Long angrily refuted that charge and said Indiana, under his eight years as Senate leader, has been the very definition of conservative orthodoxy.
"I would challenge anyone to find a more conservative, low-tax, pro-growth, pro-jobs, pro-education state in the nation since myself and our caucus have been leading the Republican Senate majority," Long said.
Senate debate over the marriage amendment centered on the appropriateness of putting a marriage definition in the Indiana Constitution that deliberately excludes gay Hoosiers, who may want to get married.
State Sen. Mike Young, R-Indianapolis, said he had no choice but to support the amendment because he believes it is right in the eyes of God.

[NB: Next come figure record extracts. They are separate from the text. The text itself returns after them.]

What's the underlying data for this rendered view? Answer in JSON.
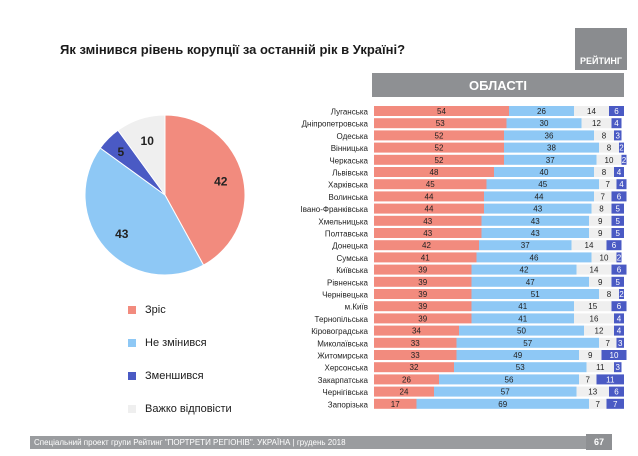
{
  "title": "Як змінився рівень корупції за останній рік в Україні?",
  "brand": "РЕЙТИНГ",
  "regions_header": "ОБЛАСТІ",
  "footer": "Спеціальний проект групи Рейтинг \"ПОРТРЕТИ РЕГІОНІВ\". УКРАЇНА | грудень 2018",
  "page_number": "67",
  "colors": {
    "increased": "#f28b7e",
    "unchanged": "#8ec8f5",
    "decreased": "#4a5ac4",
    "dont_know": "#efefef"
  },
  "legend": [
    {
      "label": "Зріс",
      "color": "#f28b7e"
    },
    {
      "label": "Не змінився",
      "color": "#8ec8f5"
    },
    {
      "label": "Зменшився",
      "color": "#4a5ac4"
    },
    {
      "label": "Важко відповісти",
      "color": "#efefef"
    }
  ],
  "chart_data": [
    {
      "type": "pie",
      "labels": [
        "Зріс",
        "Не змінився",
        "Зменшився",
        "Важко відповісти"
      ],
      "values": [
        42,
        43,
        5,
        10
      ]
    },
    {
      "type": "bar",
      "orientation": "horizontal",
      "stacked": true,
      "categories": [
        "Луганська",
        "Дніпропетровська",
        "Одеська",
        "Вінницька",
        "Черкаська",
        "Львівська",
        "Харківська",
        "Волинська",
        "Івано-Франківська",
        "Хмельницька",
        "Полтавська",
        "Донецька",
        "Сумська",
        "Київська",
        "Рівненська",
        "Чернівецька",
        "м.Київ",
        "Тернопільська",
        "Кіровоградська",
        "Миколаївська",
        "Житомирська",
        "Херсонська",
        "Закарпатська",
        "Чернігівська",
        "Запорізька"
      ],
      "series": [
        {
          "name": "Зріс",
          "values": [
            54,
            53,
            52,
            52,
            52,
            48,
            45,
            44,
            44,
            43,
            43,
            42,
            41,
            39,
            39,
            39,
            39,
            39,
            34,
            33,
            33,
            32,
            26,
            24,
            17
          ]
        },
        {
          "name": "Не змінився",
          "values": [
            26,
            30,
            36,
            38,
            37,
            40,
            45,
            44,
            43,
            43,
            43,
            37,
            46,
            42,
            47,
            51,
            41,
            41,
            50,
            57,
            49,
            53,
            56,
            57,
            69
          ]
        },
        {
          "name": "Важко відповісти",
          "values": [
            14,
            12,
            8,
            8,
            10,
            8,
            7,
            7,
            8,
            9,
            9,
            14,
            10,
            14,
            9,
            8,
            15,
            16,
            12,
            7,
            9,
            11,
            7,
            13,
            7
          ]
        },
        {
          "name": "Зменшився",
          "values": [
            6,
            4,
            3,
            2,
            2,
            4,
            4,
            6,
            5,
            5,
            5,
            6,
            2,
            6,
            5,
            2,
            6,
            4,
            4,
            3,
            10,
            3,
            11,
            6,
            7
          ]
        }
      ]
    }
  ]
}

"Every decision that I make in this room is based upon my God and what he's told me," Young said. "My job is to do what I think is the right thing in my heart; if I did anything else there's no reason for me to be here."
State Sen. Karen Tallian, D-Ogden Dunes, said the focus instead should be on living up to the nation's founding principles of freedom and equality for all, which ought not be subject to a popular vote based on the morality of the day.
"We cannot allow prejudice or contempt to be clothed in religious or moral convictions; your religious beliefs are your business, but they should not be used as justification for laws that discriminate against others," Tallian said. "This amendment is against everything we stand for as Americans."
That sentiment was echoed by state Sen. Frank Mrvan, D-Hammond, who said senators are making a hollow promise when reciting the Pledge of Allegiance at the start of each day's session unless they truly uphold "justice for all."
Megan Robertson, the Portage native leading Freedom Indiana, a business-backed group opposing the amendment, said even though the revised marriage amendment will move forward, keeping it off the ballot this year is a major accomplishment.
"We were underdogs in this fight from the outset, but our success reflects the strength of the incredible coalition we were able to build in just six months," she said.
"Every Hoosier who made a phone call, wrote a letter, sent an email, showed up at the Statehouse or helped oppose HJR-3 in another way should be proud today."